On the following morning, Colonel Woodford took possession of the fort, with seven pieces of artillery and a quantity of stores; but no ammunition, of any kind, was found.
The capture of the fort at the Great Bridge opened the way to the city of Norfolk, and Colonel Woodford, reinforced by the arrival of a strong party of Carolinians and of others of Virginians, pushed forward to that place, the loyalists retiring to the vessels which lay in the harbor, on his approach.
From the buildings on the wharves the riflemen kept up a constant and destructive fire on the ships; and every head which appeared above the bulwarks was inevitably devoted to destruction.
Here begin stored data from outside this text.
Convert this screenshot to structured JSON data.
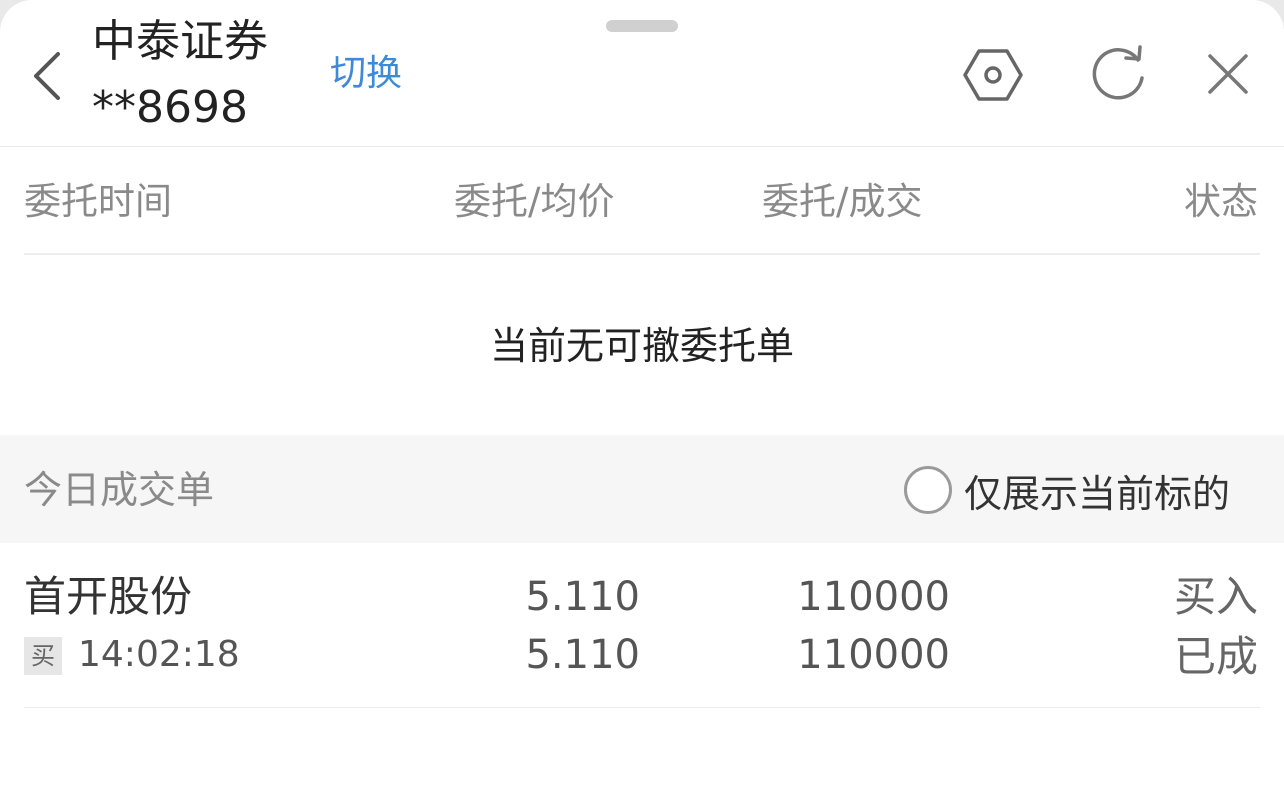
{
  "header": {
    "broker_name": "中泰证券",
    "account_masked": "**8698",
    "switch_label": "切换",
    "icons": [
      "chevron-left-icon",
      "settings-hexagon-icon",
      "refresh-icon",
      "close-icon"
    ]
  },
  "orders": {
    "columns": {
      "time": "委托时间",
      "price": "委托/均价",
      "quantity": "委托/成交",
      "status": "状态"
    },
    "empty_message": "当前无可撤委托单"
  },
  "today_trades": {
    "title": "今日成交单",
    "filter_label": "仅展示当前标的",
    "filter_checked": false,
    "rows": [
      {
        "name": "首开股份",
        "side_badge": "买",
        "time": "14:02:18",
        "order_price": "5.110",
        "avg_price": "5.110",
        "order_qty": "110000",
        "filled_qty": "110000",
        "side": "买入",
        "status": "已成"
      }
    ]
  },
  "colors": {
    "accent": "#3f8ad8",
    "text_primary": "#222222",
    "text_muted": "#8a8a8a",
    "section_bg": "#f6f6f6"
  }
}
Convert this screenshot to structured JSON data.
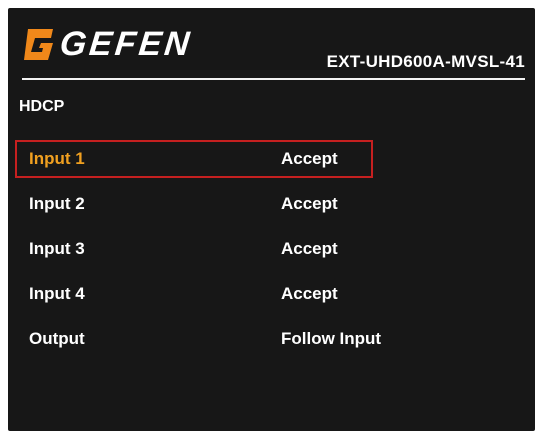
{
  "colors": {
    "background": "#171717",
    "text": "#ffffff",
    "selected_label": "#f0a020",
    "selection_border": "#c62020",
    "logo_orange": "#f0881a"
  },
  "header": {
    "logo_text": "GEFEN",
    "model": "EXT-UHD600A-MVSL-41"
  },
  "menu": {
    "title": "HDCP",
    "selected_index": 0,
    "rows": [
      {
        "label": "Input 1",
        "value": "Accept"
      },
      {
        "label": "Input 2",
        "value": "Accept"
      },
      {
        "label": "Input 3",
        "value": "Accept"
      },
      {
        "label": "Input 4",
        "value": "Accept"
      },
      {
        "label": "Output",
        "value": "Follow Input"
      }
    ]
  }
}
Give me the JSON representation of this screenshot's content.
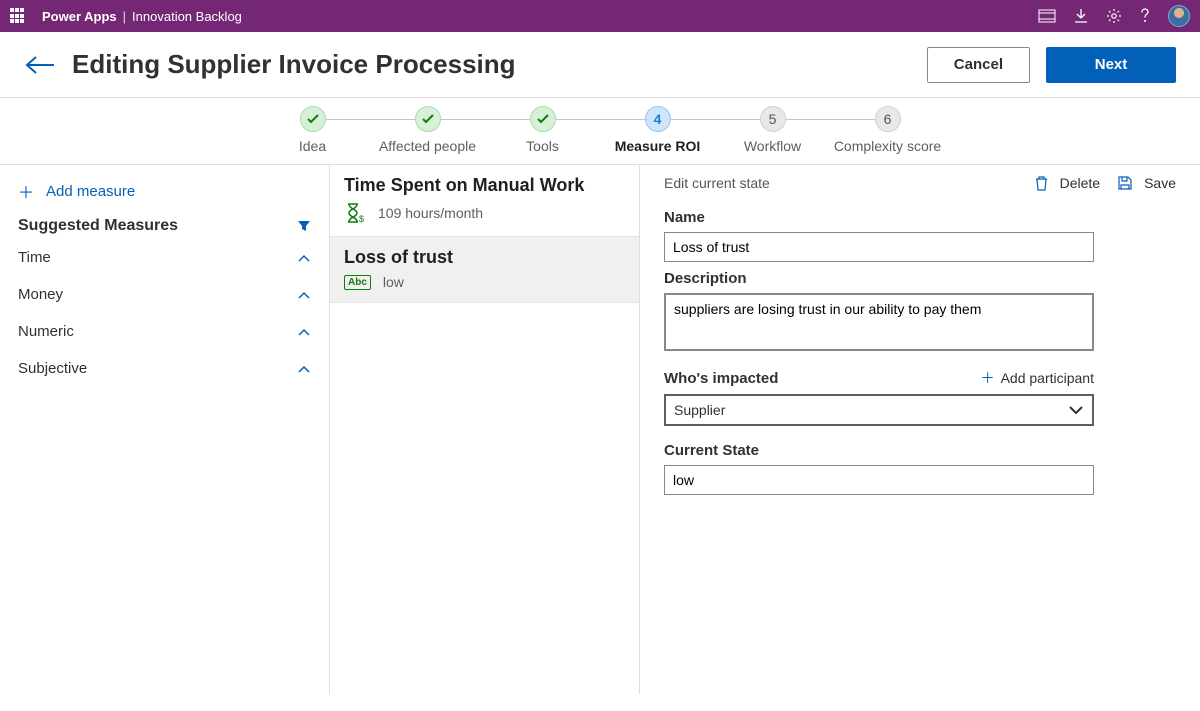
{
  "topbar": {
    "brand": "Power Apps",
    "app": "Innovation Backlog"
  },
  "header": {
    "title": "Editing Supplier Invoice Processing",
    "cancel": "Cancel",
    "next": "Next"
  },
  "stepper": [
    {
      "label": "Idea",
      "state": "done"
    },
    {
      "label": "Affected people",
      "state": "done"
    },
    {
      "label": "Tools",
      "state": "done"
    },
    {
      "label": "Measure ROI",
      "state": "current",
      "num": "4"
    },
    {
      "label": "Workflow",
      "state": "todo",
      "num": "5"
    },
    {
      "label": "Complexity score",
      "state": "todo",
      "num": "6"
    }
  ],
  "sidebar": {
    "add": "Add measure",
    "heading": "Suggested Measures",
    "cats": [
      "Time",
      "Money",
      "Numeric",
      "Subjective"
    ]
  },
  "cards": [
    {
      "title": "Time Spent on Manual Work",
      "value": "109 hours/month"
    },
    {
      "title": "Loss of trust",
      "value": "low"
    }
  ],
  "form": {
    "edit_label": "Edit current state",
    "delete": "Delete",
    "save": "Save",
    "name_label": "Name",
    "name_value": "Loss of trust",
    "desc_label": "Description",
    "desc_value": "suppliers are losing trust in our ability to pay them",
    "impact_label": "Who's impacted",
    "add_participant": "Add participant",
    "impact_value": "Supplier",
    "state_label": "Current State",
    "state_value": "low"
  }
}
To remove this difficulty, on the night of the first of January, 1776, a party was landed, under cover of the guns of the ships, and set fire to the obnoxious premises; and, either spreading from these buildings, as some suppose; or by the continued efforts of the enemy, as others suppose; or from the resolute patriotism of the inhabitants, who destroyed their property rather than let it be exposed to the enemy, as many, with some reason, maintain, the flames spread over the entire town, and reduced it to a heap of smoldering ruins; “and the mournful silence of gloomy depopulation now reigned where the gay, animating bustle of an active, emulous crowd had so lately prevailed.”
You’ll note that much of this account was transcribed verbatim with the language of the day.
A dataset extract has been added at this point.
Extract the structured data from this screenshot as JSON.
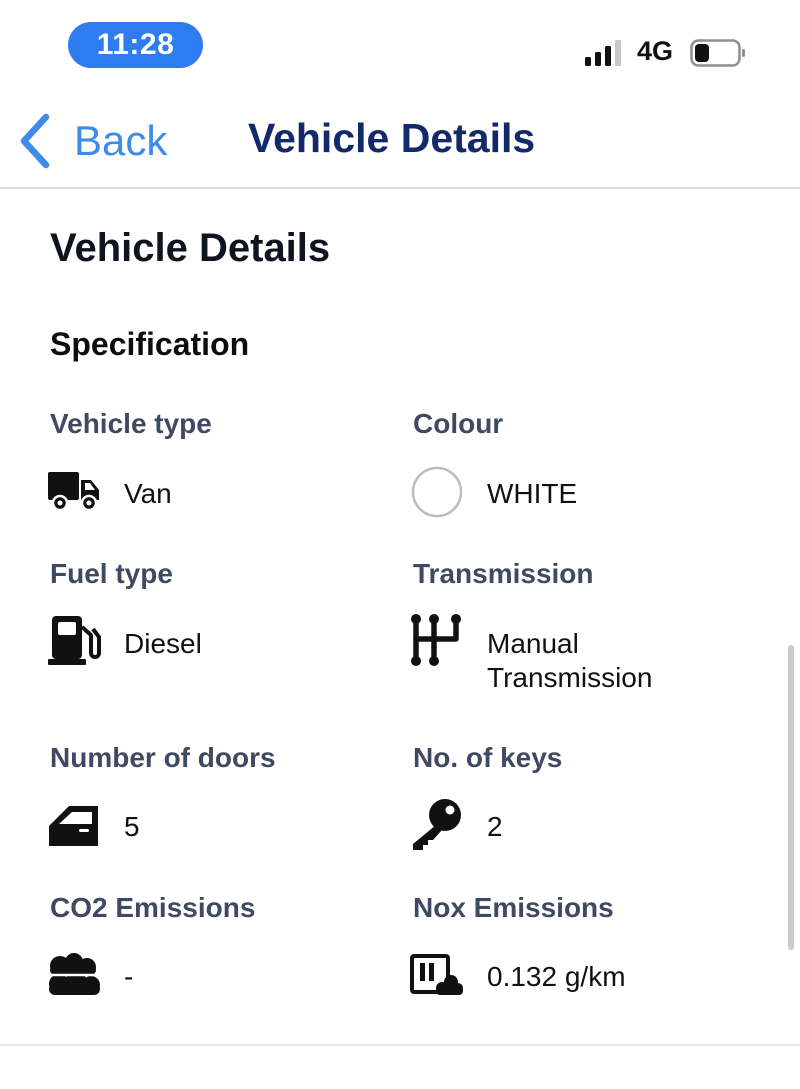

Excerpt of a letter from Major Spotswood to a friend in Williamsburg.
Great Bridge, December 9, 1775.
We were alarmed this morning by the firing of some guns after reveille beating, which, as the enemy had paid us this compliment several times before, we at first concluded to be nothing but a morning salute; but in a short time after, I heard Adjutant Blackburn call out, “Boys! stand to your arms !”
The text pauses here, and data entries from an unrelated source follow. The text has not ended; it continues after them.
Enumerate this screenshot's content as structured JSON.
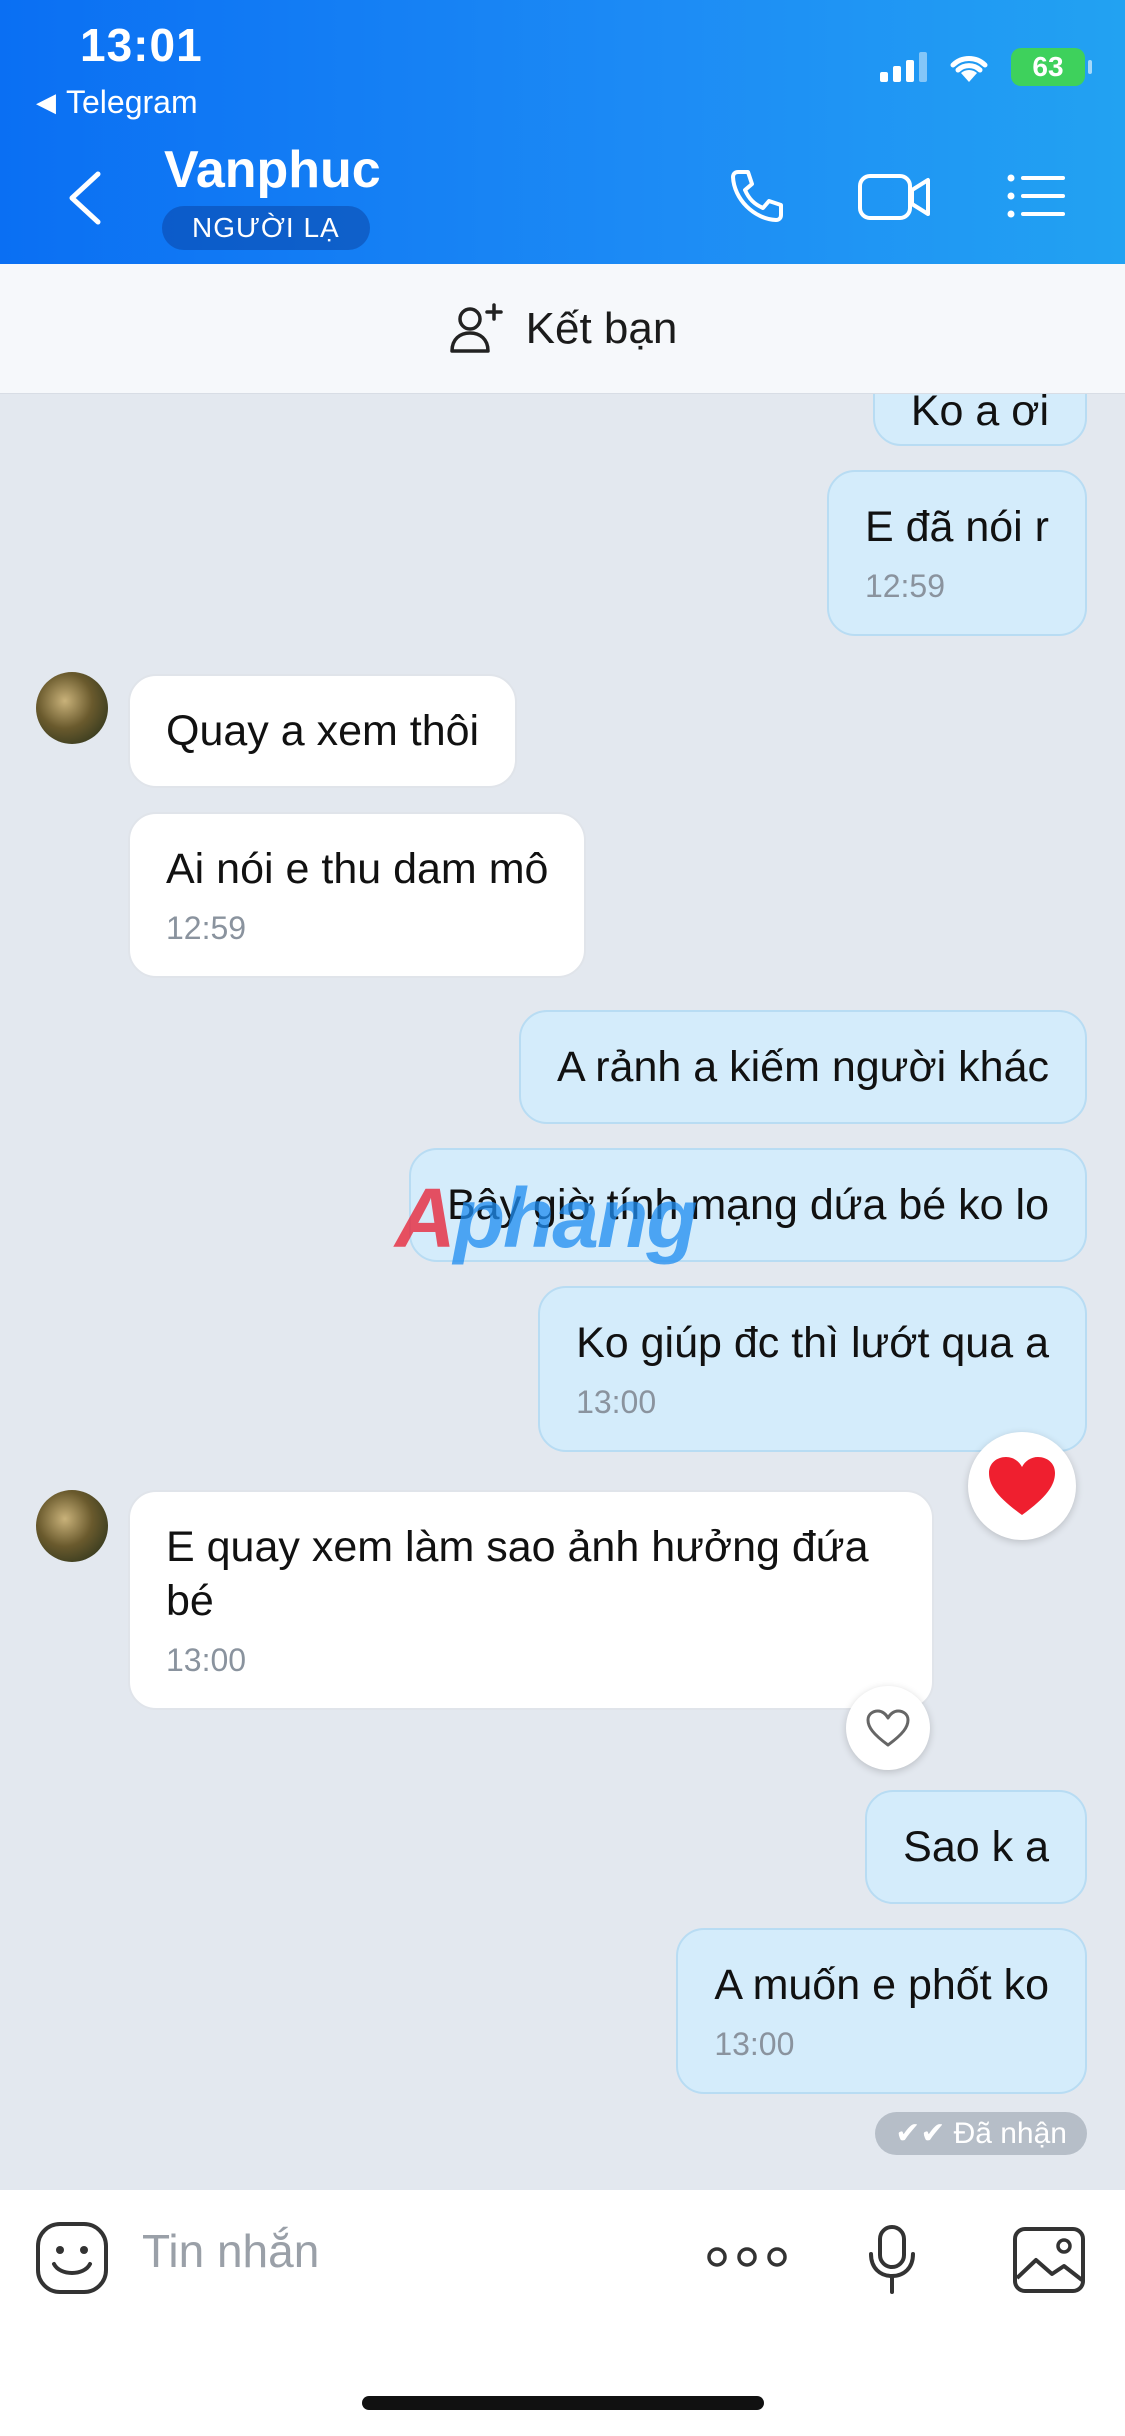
{
  "status_bar": {
    "time": "13:01",
    "back_app": "Telegram",
    "battery": "63"
  },
  "header": {
    "contact_name": "Vanphuc",
    "badge": "NGƯỜI LẠ"
  },
  "add_friend": {
    "label": "Kết bạn"
  },
  "messages": [
    {
      "direction": "out",
      "text": "Ko a ơi",
      "time": ""
    },
    {
      "direction": "out",
      "text": "E đã nói r",
      "time": "12:59"
    },
    {
      "direction": "in",
      "text": "Quay a xem thôi",
      "time": ""
    },
    {
      "direction": "in",
      "text": "Ai nói e thu dam mô",
      "time": "12:59"
    },
    {
      "direction": "out",
      "text": "A rảnh a kiếm người khác",
      "time": ""
    },
    {
      "direction": "out",
      "text": "Bây giờ tính mạng dứa bé ko lo",
      "time": ""
    },
    {
      "direction": "out",
      "text": "Ko giúp đc thì lướt qua a",
      "time": "13:00",
      "reaction": "heart-red"
    },
    {
      "direction": "in",
      "text": "E quay xem làm sao ảnh hưởng đứa bé",
      "time": "13:00",
      "reaction": "heart-outline"
    },
    {
      "direction": "out",
      "text": "Sao k a",
      "time": ""
    },
    {
      "direction": "out",
      "text": "A muốn e phốt ko",
      "time": "13:00"
    }
  ],
  "delivery_status": "Đã nhận",
  "watermark": {
    "first": "A",
    "rest": "phang"
  },
  "input": {
    "placeholder": "Tin nhắn"
  },
  "colors": {
    "header": "#0a6ff3",
    "out_bubble": "#d4ecfb",
    "in_bubble": "#ffffff",
    "chat_bg": "#e3e8ef"
  }
}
Colonel Woodford and myself immediately got equipped, and ran out; the colonel pressed down to the breastwork in our front, and my alarm-post being two hundred and fifty yards in another quarter, I ran to it as fast as I could, and by the time I had made all ready for engaging, a very heavy fire ensued at the breastwork, in which were not more than sixty men; it continued for about half an hour, when the King’s troops gave way, after sustaining considerable loss and behaving like true-born Englishmen. They mounted up to our entrenchments with fixed bayonets; our young troops received them with firmness, and behaved as well as it was possible for soldiers to do. Captain Leslie, of the regulars, commanded the fort on the other side of the bridge; Captain Fordyce, of the grenadiers, led the van with his company, and Lieutenant Battut commanded the advanced party; the former got killed within a few yards of the breastwork, with twelve privates; the lieutenant, with sixteen soldiers, were taken prisoners, all wounded. Several others were carried into the fort under cover of their cannon; and from the blood on the bridge, they must have lost one half of their detachment.
It would appear that Providence was on our side; for during the whole engagement we lost not a man, and only one was slightly wounded in the hand. Colonel Woodford is a brave officer and a man I love; he has had Captain Fordyce buried with the military honors due to his rank, and all the prisoners that fell into our hands are taken the greatest care of. We have not as yet been able to ascertain the number of killed and wounded that fell on their side. Three officer’s fusees, with bayonets and cartouch-boxes, fell into our hands; from which we judge that there were three commissioned officers killed. As soon as a general return can be made, it will be sent to the honorable convention. I am at present in the greatest hurry, and only can give an account of what I have seen.